La méthode constante des Néo-platoniciens, en effet, est celle dont Jamblique vient de nous donner un exemple ; elle consiste à transformer en êtres réellement distincts et subsistants par eux-mêmes toutes les notions que notre esprit peut discerner les unes des autres. Notre raison, par exemple, établit une distinction entre l’éternité et les êtres qui ont part à cette éternité ; aussitôt, le Néo-platonisme fait de l’Éternité un être distinct des autres substances éternelles et, par nature, antérieur à ces substances qui, de l’Éternité subsistante en elle-même, tiennent leur permanence éternelle. De même en sera-t-il du Temps à l’égard des choses qui ont une existence temporelle.

C’est de cette manière, assurément, que raisonnait Jamblique ; c’est de cette manière que Proclus raisonne, avec une pleine clarté, dans son Institution théologigue[2].

« Avant toutes les choses éternelles, dit-il[3], existe l’Éternité (ὁ Αἰών), et avant toutes les choses qui sont temporelles, subsiste le Temps. En effet, d’une façon universelle, avant les choses qui participent sont les choses que les premières reçoivent par participation ; et avant ces choses qui sont reçues par participation existent celles qui sont exemptes de toute participation. Il est donc évident qu’autre est un être éternel, autre l’éternité qui réside en cet être éternel, autre enfin l’Éternité en soi ; le premier joue le rôle de ce qui participe, la seconde de ce qui est reçu par participation, la troisième de ce qui est exempt de toute participation.

» De même, autre est la chose temporelle, car elle participe ; autre est le temps qui réside en cette chose temporelle, car il est reçu par participation ; et, avant celui-là, est le Temps exempt de toute participation.

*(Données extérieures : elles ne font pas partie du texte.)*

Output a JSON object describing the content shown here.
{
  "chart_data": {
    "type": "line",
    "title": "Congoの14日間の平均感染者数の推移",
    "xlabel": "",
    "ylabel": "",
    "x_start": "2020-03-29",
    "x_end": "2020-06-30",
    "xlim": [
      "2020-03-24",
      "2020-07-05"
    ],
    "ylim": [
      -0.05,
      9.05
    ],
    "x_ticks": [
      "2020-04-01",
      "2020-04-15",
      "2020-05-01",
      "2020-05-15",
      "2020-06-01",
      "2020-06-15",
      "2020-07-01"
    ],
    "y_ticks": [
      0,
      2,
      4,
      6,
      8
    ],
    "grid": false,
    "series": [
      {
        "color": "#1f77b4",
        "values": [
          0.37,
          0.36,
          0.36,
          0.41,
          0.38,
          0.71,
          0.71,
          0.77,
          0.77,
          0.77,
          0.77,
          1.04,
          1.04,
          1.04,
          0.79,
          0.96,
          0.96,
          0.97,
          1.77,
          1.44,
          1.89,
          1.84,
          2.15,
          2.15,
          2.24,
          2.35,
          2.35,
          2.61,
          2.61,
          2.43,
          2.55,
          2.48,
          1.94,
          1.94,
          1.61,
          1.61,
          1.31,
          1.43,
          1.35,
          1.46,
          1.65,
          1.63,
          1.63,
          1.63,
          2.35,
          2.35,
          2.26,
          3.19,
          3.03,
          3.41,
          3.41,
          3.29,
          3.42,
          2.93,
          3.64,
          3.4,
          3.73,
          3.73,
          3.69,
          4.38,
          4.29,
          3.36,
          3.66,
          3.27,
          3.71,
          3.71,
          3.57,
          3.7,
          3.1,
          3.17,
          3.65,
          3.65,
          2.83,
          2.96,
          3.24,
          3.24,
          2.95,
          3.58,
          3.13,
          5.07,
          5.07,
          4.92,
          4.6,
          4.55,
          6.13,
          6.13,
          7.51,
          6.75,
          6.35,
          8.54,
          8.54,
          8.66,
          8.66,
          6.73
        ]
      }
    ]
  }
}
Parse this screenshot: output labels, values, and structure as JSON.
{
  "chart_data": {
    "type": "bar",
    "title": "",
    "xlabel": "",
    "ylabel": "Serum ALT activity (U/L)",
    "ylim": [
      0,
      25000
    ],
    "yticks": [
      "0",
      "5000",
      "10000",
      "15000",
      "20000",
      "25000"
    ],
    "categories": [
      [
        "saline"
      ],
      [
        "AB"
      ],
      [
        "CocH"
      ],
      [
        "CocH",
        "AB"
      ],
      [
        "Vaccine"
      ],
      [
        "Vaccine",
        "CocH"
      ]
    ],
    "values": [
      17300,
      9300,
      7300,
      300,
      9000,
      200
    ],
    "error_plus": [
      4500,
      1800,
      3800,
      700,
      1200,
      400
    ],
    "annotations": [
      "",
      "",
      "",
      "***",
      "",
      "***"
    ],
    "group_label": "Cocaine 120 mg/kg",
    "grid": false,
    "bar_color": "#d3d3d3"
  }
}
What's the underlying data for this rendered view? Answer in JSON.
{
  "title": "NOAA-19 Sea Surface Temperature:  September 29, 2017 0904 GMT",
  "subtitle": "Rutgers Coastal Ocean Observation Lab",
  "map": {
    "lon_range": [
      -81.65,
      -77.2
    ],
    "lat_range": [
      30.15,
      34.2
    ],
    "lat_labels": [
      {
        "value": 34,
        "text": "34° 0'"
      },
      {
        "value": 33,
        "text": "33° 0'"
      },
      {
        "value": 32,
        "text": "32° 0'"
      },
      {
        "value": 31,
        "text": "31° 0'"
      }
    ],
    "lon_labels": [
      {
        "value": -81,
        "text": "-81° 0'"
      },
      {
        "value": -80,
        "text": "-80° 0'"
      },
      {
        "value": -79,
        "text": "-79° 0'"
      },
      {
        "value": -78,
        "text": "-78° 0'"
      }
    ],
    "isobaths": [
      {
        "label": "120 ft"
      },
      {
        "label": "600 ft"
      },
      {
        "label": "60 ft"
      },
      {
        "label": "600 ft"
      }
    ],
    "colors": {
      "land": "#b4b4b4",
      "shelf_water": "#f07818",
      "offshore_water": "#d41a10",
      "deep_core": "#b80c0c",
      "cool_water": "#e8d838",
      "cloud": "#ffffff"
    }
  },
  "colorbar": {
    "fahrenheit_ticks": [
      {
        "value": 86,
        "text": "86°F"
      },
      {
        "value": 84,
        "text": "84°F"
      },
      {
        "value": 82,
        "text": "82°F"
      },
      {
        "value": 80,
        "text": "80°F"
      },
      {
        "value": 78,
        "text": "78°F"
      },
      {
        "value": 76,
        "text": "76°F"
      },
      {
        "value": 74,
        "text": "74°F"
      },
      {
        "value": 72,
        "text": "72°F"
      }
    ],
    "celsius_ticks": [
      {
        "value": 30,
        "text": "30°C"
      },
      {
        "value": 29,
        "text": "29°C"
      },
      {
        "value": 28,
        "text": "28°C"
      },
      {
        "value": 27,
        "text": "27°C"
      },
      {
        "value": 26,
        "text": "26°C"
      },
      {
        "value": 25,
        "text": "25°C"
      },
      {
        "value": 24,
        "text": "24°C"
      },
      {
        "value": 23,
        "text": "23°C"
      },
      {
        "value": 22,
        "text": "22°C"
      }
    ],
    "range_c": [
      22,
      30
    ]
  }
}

  1. Simplicius, loc. cit., p. 795.
  2. Initia Philosophiœ ac Theologiœ ex Platonicis fontibus ducta sive Procli Diadochi et Olympiodori In Platonis Alcibiadem commentarii, Ex codd. mss. nunc primum grœce édidit itemque eiusdem Procli Institutionem theologicam integriorem emendatioremque adjectif Fridericus Kreuzer. Pars tertia, Procli Successoris platonici Institutio theologica græce et latine. Francofurti ad Mœnum MDCCCXXII. — Cette édition est reproduite dans celle des Plotini Enneades donnée par Ambroise-Firmin Didot en 1855 ; vide supra, p. 248, note 3.
  3. Procli Diadochi Institutio theologica, cap. LIII ; éd. 1822. pp. 82-85 ; éd. 1855, p. LXIX.